Этот аккомпанемент надоел мне до такой степени, что я снова налаял на нее в ответ.
Господи, до чего докатился! Стою трезвый посреди коридора и лаюсь с какой-то шавкой!
Собака снова притихла, видимо, ожидая продолжения, а у меня как-то резко иссякли все силы.
Сползя по двери на пол, я схватился за голову и задался вопросом: почему Самойлова так со мной поступала? Неужели я совсем не заслуживал доверия?
— Эх, Барбос-Барбос, — заговорил я снова со своим единственным слушателем. — Я ж ее люблю, а она со мной вот так!
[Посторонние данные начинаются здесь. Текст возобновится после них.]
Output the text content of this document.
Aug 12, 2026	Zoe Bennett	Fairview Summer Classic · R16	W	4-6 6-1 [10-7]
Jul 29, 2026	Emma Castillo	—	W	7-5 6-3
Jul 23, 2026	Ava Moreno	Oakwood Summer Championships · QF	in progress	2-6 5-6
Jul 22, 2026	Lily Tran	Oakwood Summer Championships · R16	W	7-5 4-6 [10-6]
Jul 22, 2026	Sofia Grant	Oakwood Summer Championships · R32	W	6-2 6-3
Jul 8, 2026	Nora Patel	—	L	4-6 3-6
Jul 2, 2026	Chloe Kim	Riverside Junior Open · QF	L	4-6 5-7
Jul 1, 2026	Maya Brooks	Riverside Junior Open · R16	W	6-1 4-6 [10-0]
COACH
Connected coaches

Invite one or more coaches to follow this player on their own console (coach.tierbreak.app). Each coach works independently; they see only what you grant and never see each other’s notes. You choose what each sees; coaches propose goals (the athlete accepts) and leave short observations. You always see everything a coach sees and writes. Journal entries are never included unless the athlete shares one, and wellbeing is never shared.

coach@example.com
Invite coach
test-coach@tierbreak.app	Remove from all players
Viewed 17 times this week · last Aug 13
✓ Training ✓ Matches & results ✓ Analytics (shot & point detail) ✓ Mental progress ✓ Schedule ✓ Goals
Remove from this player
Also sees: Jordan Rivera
Собака заскулила, очевидно, очень проникшись моей бедой. Вот, даже какой-то псине было меня жаль, а Самойлова и на порог пускать не хотела!
И вдруг до меня дошло — она же не знала о том, что я ее люблю! Может, потому и не верила, что не трогал я эту Крякину никакими местами?
Поднявшись на ноги, я снова замолотил в дверь и заорал:
— Катя! Я тебя люблю! Люблю, слышишь?!
И доорался только до того, что дверь соседней квартиры открылась, являя моему взору сочувствующую мне собаку породы чихуахуа и ее ни разу не сочувствующую хозяйку породы «за семьдесят и против всех».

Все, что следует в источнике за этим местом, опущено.